Although Dutch Army General Simon Hendrik Spoor recommended that the responsible officer, Major Alphons Wijnen, be prosecuted, no criminal investigation was started. A report from the United Nations published on 12 January 1948 called the killings "deliberate and merciless".
On 8 September 2008, 10 survivors of the massacre officially held the Netherlands responsible for the massacre. The state lawyer replied in a letter published on 24 November 2008, that the Netherlands "deeply regrets" the massacre, but that it believes the term for prosecution had expired. This has drawn some criticism among members of the States-General of the Netherlands, as well as among leading Dutch newspaper NRC Handelsblad, which argued in an editorial that there is no such thing as a statute of limitations on war crimes.

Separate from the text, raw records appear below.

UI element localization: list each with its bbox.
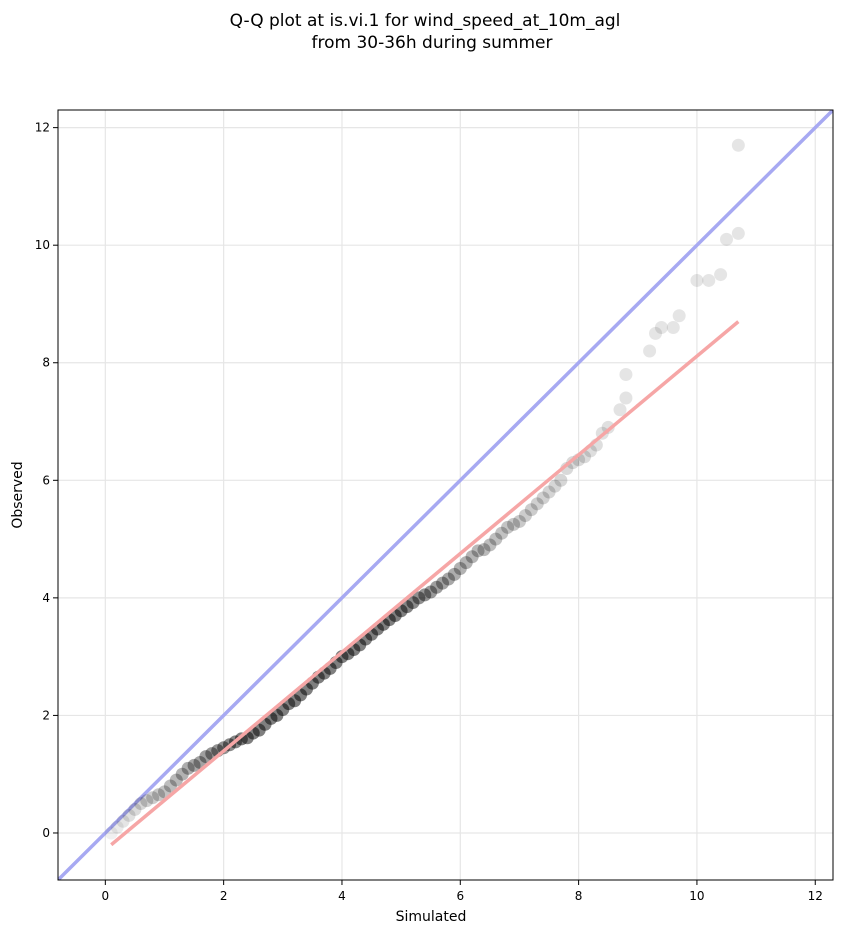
data-point [175, 767, 189, 781]
grid [58, 110, 833, 880]
data-point [619, 368, 633, 382]
data-point [187, 758, 201, 772]
y-axis-label: Observed [10, 461, 26, 528]
x-tick-label: 4 [338, 889, 346, 903]
data-point [524, 503, 538, 517]
data-point [181, 761, 195, 775]
data-point [619, 391, 633, 405]
data-point [465, 550, 479, 564]
plot-frame [57, 109, 834, 881]
data-point [649, 326, 663, 340]
data-point [714, 268, 728, 282]
data-point [217, 741, 231, 755]
scatter-points [104, 138, 745, 840]
data-point [554, 473, 568, 487]
x-tick-label: 0 [102, 889, 110, 903]
chart-title: Q-Q plot at is.vi.1 for wind_speed_at_10… [230, 11, 621, 31]
chart-subtitle: from 30-36h during summer [312, 33, 553, 53]
data-point [690, 273, 704, 287]
x-tick-label: 6 [456, 889, 464, 903]
data-point [459, 556, 473, 570]
data-point [495, 526, 509, 540]
data-point [613, 403, 627, 417]
y-axis: 0 2 4 6 8 10 12 [35, 121, 58, 840]
data-point [199, 750, 213, 764]
x-tick-label: 12 [808, 889, 823, 903]
data-point [122, 808, 136, 822]
data-point [134, 797, 148, 811]
data-point [483, 538, 497, 552]
data-point [512, 514, 526, 528]
data-point [453, 561, 467, 575]
data-point [471, 544, 485, 558]
data-point [654, 320, 668, 334]
data-point [536, 491, 550, 505]
data-point [477, 543, 491, 557]
data-point [128, 802, 142, 816]
data-point [406, 596, 420, 610]
data-point [412, 591, 426, 605]
data-point [140, 794, 154, 808]
y-tick-label: 10 [35, 238, 50, 252]
x-axis-label: Simulated [396, 909, 467, 925]
data-point [110, 820, 124, 834]
x-tick-label: 2 [220, 889, 228, 903]
data-point [542, 485, 556, 499]
data-point [400, 600, 414, 614]
data-point [507, 517, 521, 531]
data-point [489, 532, 503, 546]
data-point [104, 826, 118, 840]
y-tick-label: 8 [42, 356, 50, 370]
data-point [418, 588, 432, 602]
data-point [146, 791, 160, 805]
y-tick-label: 6 [42, 473, 50, 487]
data-point [193, 755, 207, 769]
data-point [441, 572, 455, 586]
y-tick-label: 0 [42, 826, 50, 840]
data-point [501, 520, 515, 534]
data-point [436, 576, 450, 590]
data-point [731, 226, 745, 240]
data-point [152, 788, 166, 802]
data-point [116, 814, 130, 828]
data-point [163, 779, 177, 793]
x-axis: 0 2 4 6 8 10 12 [102, 880, 823, 903]
identity-line [58, 110, 833, 880]
data-point [424, 585, 438, 599]
data-point [643, 344, 657, 358]
data-point [672, 309, 686, 323]
y-tick-label: 2 [42, 708, 50, 722]
data-point [566, 456, 580, 470]
x-tick-label: 10 [689, 889, 704, 903]
data-point [169, 773, 183, 787]
data-point [731, 138, 745, 152]
data-point [548, 479, 562, 493]
x-tick-label: 8 [575, 889, 583, 903]
data-point [157, 785, 171, 799]
data-point [720, 232, 734, 246]
data-point [447, 567, 461, 581]
fit-line [110, 320, 740, 847]
y-tick-label: 12 [35, 121, 50, 135]
data-point [430, 580, 444, 594]
data-point [702, 273, 716, 287]
data-point [666, 320, 680, 334]
y-tick-label: 4 [42, 591, 50, 605]
data-point [530, 497, 544, 511]
data-point [518, 509, 532, 523]
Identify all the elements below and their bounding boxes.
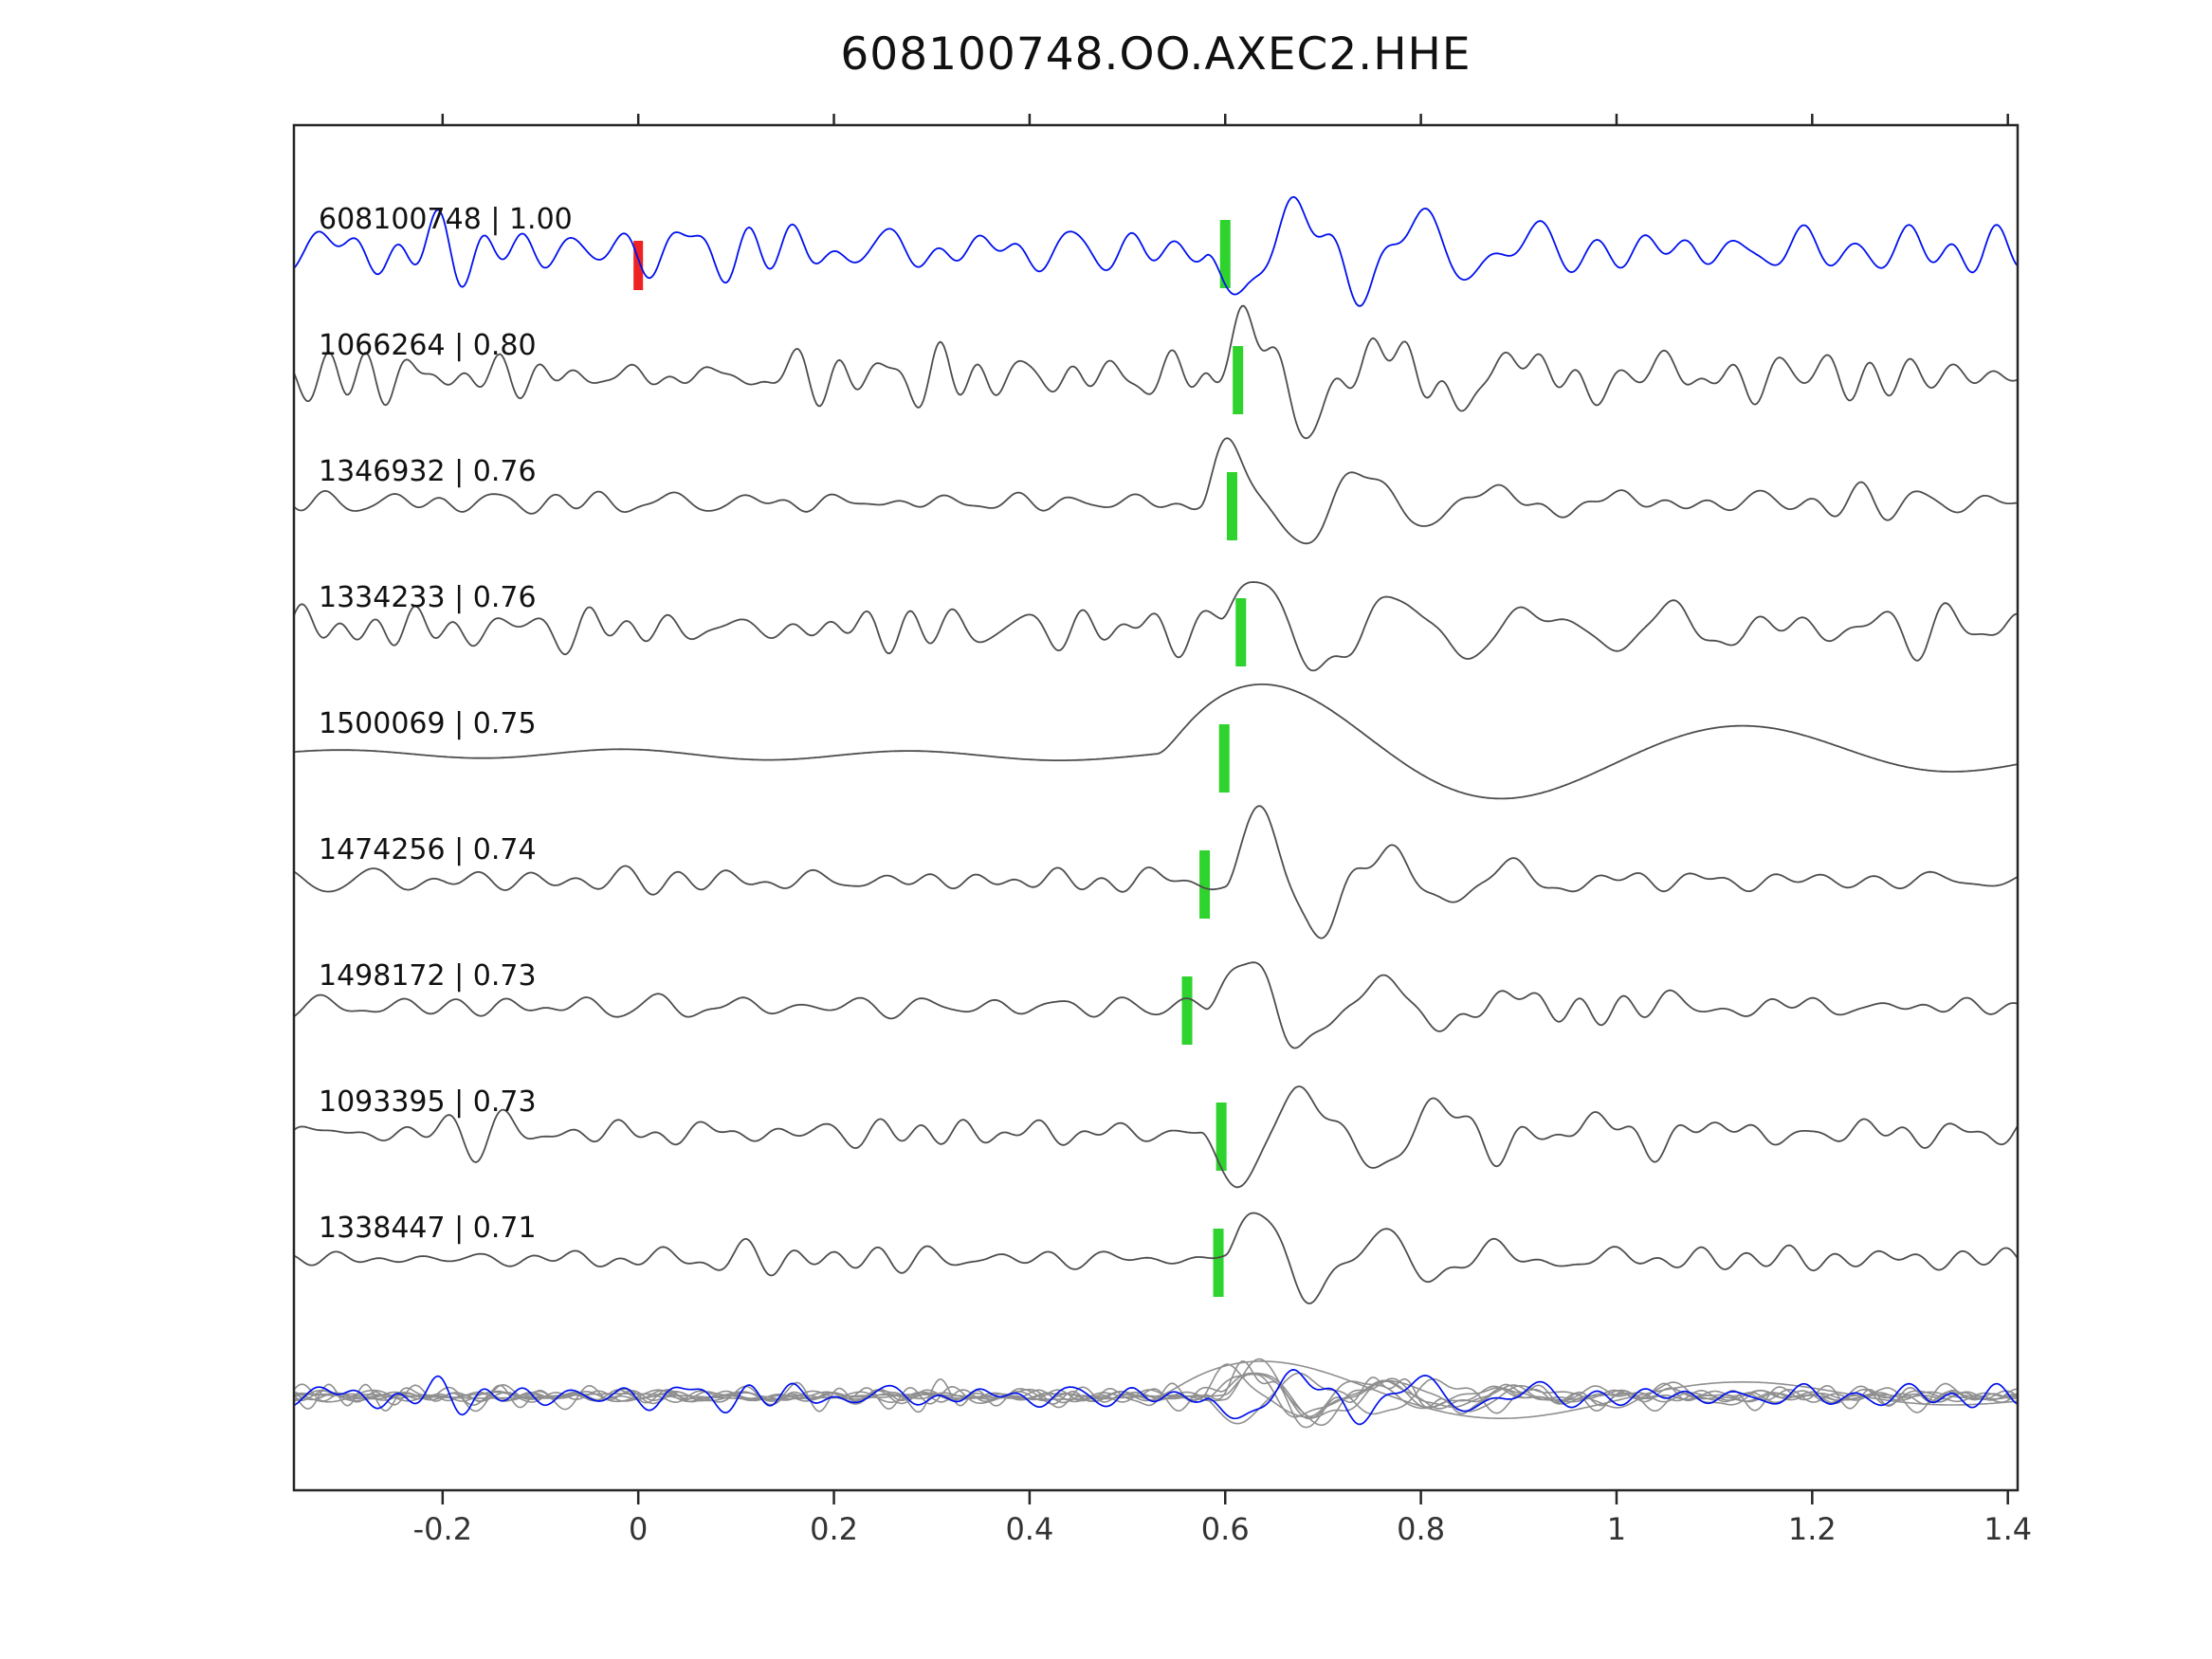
trace-label-1500069: 1500069 | 0.75 xyxy=(319,707,537,740)
pick-marker xyxy=(1216,1103,1227,1171)
pick-marker xyxy=(1233,346,1244,414)
waveform-trace-1093395 xyxy=(293,1085,2019,1189)
waveform-trace-1334233 xyxy=(293,581,2019,672)
x-axis-tick-label: 0.8 xyxy=(1397,1511,1446,1547)
plot-border xyxy=(292,123,2020,1492)
overlay-trace-608100748 xyxy=(293,1369,2019,1426)
pick-marker xyxy=(1199,850,1211,919)
x-axis-tick-label: 1.4 xyxy=(1983,1511,2033,1547)
trace-label-1334233: 1334233 | 0.76 xyxy=(319,581,537,614)
x-axis-tick-label: 0.2 xyxy=(810,1511,858,1547)
overlay-trace-1093395 xyxy=(293,1372,2019,1425)
trace-label-1338447: 1338447 | 0.71 xyxy=(319,1212,537,1245)
x-axis-tick-label: -0.2 xyxy=(412,1511,473,1547)
waveform-trace-608100748 xyxy=(293,196,2019,307)
pick-marker xyxy=(1226,472,1237,540)
x-axis-tick-label: 1 xyxy=(1606,1511,1627,1547)
trace-label-1474256: 1474256 | 0.74 xyxy=(319,833,537,866)
trace-label-1346932: 1346932 | 0.76 xyxy=(319,455,537,488)
x-axis-tick-label: 0.4 xyxy=(1005,1511,1054,1547)
waveform-trace-1498172 xyxy=(293,961,2019,1049)
waveform-trace-1338447 xyxy=(293,1212,2019,1304)
trace-label-1498172: 1498172 | 0.73 xyxy=(319,959,537,993)
overlay-trace-1474256 xyxy=(293,1358,2019,1427)
pick-marker xyxy=(1235,598,1247,666)
pick-marker xyxy=(1218,724,1230,793)
x-axis-tick-label: 0.6 xyxy=(1200,1511,1250,1547)
trace-label-608100748: 608100748 | 1.00 xyxy=(319,203,573,236)
pick-marker xyxy=(1219,220,1231,288)
pick-marker xyxy=(1213,1229,1224,1297)
zero-time-marker xyxy=(633,241,644,290)
waveform-trace-1066264 xyxy=(293,304,2019,440)
x-axis-tick-label: 1.2 xyxy=(1787,1511,1837,1547)
trace-label-1093395: 1093395 | 0.73 xyxy=(319,1085,537,1119)
trace-label-1066264: 1066264 | 0.80 xyxy=(319,329,537,362)
waveform-trace-1474256 xyxy=(293,805,2019,939)
waveform-trace-1346932 xyxy=(293,437,2019,545)
waveform-trace-1500069 xyxy=(293,684,2019,800)
overlay-trace-1498172 xyxy=(293,1373,2019,1418)
pick-marker xyxy=(1181,976,1193,1045)
chart-title: 608100748.OO.AXEC2.HHE xyxy=(840,28,1472,81)
x-axis-tick-label: 0 xyxy=(628,1511,649,1547)
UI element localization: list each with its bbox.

In December 2009, the 10 survivors decided to sue the Dutch state in court. They were represented by lawyers Liesbeth Zegveld and Anne Scheltema Beduin of Böhler Franken Koppe Wijngaarden Advocaten (today: Böhler Advocaten). The court decided on 14 September 2011 that the crime, due to its extraordinary nature, is not subject to a statute of limitations, and thus held the Dutch state fully accountable for the damages caused. Following settlement negotiations with the Dutch State, the plaintiffs/widows of the men executed in Rawagedeh were awarded 20,000 each euros in compensation; the State furthermore agreed to extend its formal apologies for the massacre.
On 9 December 2011, the Dutch ambassador to Indonesia stated: "We remember the members of your families and those of your fellow villagers who died 64 years ago through the actions of the Dutch military... On behalf of the Dutch government, I apologize for the tragedy that took place." Only 9 relatives are still alive and will receive 20,000 euros ($27,000) compensation each, but there is no schedule for these payments.